Our trains are ancient, cacophonic, violent, juggernauts.
So I have to say I enjoy observing others talking on their cellular phone.
Firstly, as Rowe notes, people on cellphones talk louder than average; even more so on Auckland trains.
Secondly, as Rowe also mentions, people are rarely talking about work on their cellphones. Which is great, since personal conversations are much more interesting to the eavesdropper than are work-related discourses.
I think it comes down to one’s personal expectation for a given environment.
There are some situations where a person bellowing will get on my nerves, but it’s not at all about the cellphone. People bellow offensively into land-line telephones. People bellow at their kids. People bellow at street vendors.

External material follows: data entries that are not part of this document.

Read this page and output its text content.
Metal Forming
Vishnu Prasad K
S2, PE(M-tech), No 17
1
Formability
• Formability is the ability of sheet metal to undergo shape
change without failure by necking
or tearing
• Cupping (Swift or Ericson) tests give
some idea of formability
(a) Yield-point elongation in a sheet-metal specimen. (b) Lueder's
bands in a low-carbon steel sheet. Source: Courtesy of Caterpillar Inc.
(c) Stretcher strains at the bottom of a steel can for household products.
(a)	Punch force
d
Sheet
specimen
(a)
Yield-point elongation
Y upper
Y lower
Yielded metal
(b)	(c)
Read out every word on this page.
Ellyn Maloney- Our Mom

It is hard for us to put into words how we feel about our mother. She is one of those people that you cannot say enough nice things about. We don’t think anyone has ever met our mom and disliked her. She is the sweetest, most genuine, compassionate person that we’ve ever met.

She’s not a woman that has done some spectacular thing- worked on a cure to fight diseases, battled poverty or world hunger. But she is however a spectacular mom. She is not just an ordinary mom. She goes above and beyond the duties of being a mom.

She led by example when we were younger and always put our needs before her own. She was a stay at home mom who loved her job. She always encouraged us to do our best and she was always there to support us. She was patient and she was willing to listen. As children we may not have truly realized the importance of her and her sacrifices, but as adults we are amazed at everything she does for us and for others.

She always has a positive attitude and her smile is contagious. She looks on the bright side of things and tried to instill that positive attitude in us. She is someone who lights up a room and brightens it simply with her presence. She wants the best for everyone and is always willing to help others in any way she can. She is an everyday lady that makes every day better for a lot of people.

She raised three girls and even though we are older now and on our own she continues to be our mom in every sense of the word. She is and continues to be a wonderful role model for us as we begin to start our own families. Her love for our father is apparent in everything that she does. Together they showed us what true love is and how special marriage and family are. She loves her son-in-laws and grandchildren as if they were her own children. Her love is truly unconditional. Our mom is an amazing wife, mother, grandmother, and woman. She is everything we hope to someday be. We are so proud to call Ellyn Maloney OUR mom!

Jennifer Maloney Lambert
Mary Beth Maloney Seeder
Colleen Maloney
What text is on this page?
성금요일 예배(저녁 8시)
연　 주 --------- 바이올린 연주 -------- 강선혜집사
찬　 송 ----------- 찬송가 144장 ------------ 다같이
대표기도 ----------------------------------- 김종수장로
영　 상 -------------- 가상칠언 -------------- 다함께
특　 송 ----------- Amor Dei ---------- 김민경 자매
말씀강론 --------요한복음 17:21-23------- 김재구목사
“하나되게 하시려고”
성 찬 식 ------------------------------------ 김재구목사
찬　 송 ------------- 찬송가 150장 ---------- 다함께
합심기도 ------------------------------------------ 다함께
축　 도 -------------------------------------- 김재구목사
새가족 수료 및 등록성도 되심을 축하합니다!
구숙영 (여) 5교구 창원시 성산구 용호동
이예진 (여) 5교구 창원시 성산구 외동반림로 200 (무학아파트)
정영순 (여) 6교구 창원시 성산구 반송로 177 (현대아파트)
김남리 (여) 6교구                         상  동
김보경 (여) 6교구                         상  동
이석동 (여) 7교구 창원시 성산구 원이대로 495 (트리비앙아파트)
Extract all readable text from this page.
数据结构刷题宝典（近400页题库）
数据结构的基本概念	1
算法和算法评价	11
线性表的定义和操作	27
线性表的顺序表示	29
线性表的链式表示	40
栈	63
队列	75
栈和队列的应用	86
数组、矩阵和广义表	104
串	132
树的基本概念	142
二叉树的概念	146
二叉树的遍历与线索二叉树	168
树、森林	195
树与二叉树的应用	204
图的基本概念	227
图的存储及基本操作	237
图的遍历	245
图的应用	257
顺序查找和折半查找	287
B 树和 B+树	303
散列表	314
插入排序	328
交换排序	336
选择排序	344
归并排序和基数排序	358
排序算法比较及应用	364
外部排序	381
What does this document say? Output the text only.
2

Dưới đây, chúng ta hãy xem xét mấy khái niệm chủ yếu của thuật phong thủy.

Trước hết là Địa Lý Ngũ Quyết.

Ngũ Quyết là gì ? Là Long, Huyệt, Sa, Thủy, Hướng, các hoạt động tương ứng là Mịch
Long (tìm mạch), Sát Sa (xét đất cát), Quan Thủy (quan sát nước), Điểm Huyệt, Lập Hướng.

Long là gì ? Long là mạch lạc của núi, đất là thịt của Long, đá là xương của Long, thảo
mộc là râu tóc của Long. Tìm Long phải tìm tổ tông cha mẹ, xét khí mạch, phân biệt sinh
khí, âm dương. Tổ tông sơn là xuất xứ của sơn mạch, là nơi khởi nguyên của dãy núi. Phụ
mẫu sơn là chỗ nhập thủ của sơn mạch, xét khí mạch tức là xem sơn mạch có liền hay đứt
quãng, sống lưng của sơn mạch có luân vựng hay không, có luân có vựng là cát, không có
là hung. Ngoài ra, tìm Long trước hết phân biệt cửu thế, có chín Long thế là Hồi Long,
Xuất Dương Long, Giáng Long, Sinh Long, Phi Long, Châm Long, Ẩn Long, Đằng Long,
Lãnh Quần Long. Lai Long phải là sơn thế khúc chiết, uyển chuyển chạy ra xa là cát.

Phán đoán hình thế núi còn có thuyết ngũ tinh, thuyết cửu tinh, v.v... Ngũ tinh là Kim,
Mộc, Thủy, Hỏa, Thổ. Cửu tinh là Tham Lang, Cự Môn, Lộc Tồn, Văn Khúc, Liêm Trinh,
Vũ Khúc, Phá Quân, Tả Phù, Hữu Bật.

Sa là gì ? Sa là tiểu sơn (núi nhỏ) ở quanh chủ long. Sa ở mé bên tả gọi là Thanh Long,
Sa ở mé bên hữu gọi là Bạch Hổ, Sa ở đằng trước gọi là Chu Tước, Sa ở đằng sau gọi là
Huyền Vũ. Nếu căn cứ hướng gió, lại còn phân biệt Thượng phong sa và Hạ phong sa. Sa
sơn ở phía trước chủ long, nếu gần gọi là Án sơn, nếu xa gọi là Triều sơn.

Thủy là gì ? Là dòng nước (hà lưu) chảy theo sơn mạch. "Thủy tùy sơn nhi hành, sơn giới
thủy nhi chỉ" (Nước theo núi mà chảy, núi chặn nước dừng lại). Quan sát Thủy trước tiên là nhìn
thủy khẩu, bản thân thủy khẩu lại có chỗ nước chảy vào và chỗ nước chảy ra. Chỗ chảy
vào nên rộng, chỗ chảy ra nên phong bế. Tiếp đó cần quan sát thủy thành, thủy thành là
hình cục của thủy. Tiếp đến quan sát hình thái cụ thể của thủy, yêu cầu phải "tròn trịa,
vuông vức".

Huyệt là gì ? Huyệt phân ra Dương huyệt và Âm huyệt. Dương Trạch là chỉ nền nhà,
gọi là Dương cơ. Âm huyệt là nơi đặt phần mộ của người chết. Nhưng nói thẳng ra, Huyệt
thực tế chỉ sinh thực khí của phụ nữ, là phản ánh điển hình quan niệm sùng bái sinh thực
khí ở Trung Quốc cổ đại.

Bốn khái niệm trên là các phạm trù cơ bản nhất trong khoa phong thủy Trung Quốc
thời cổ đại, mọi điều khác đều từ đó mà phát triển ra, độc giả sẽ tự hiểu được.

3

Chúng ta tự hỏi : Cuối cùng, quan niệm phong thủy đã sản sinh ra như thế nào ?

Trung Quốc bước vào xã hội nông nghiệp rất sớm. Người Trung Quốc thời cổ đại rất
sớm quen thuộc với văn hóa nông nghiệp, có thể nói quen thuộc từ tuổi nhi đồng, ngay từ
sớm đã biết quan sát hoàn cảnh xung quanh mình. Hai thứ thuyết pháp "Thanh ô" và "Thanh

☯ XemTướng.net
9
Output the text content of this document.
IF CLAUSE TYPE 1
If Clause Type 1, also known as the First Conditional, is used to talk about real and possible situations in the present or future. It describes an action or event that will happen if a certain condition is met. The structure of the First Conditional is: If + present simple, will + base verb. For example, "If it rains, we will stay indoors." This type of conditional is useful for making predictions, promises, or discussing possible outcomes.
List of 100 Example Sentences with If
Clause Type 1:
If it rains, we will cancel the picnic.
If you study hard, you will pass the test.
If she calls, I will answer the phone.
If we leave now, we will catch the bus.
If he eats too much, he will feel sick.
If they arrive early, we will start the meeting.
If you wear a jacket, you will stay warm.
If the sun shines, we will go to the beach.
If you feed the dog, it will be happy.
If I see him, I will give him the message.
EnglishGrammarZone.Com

If we’re a little less selfish and a little more forgiving, we can begin to marvel and be grateful for those who are willing to share their personal and often amusing conversations with us – perfect strangers – for our enjoyment.
i also agree.
and i don’t think its technology that gives noisemakers precedence over the quiet. i think that is just the nature of noise — by definition noise takes precedence over silence. it reminds me of that riddle: ‘when you speak my name, i am gone. what am i?’ (the answer is ‘silence’ in case you can’t work it out).
there are a million types of situations where people who would prefer quiet begrudge people (or things) that are making noise. whether that is reasonable depends on the context of each scenario.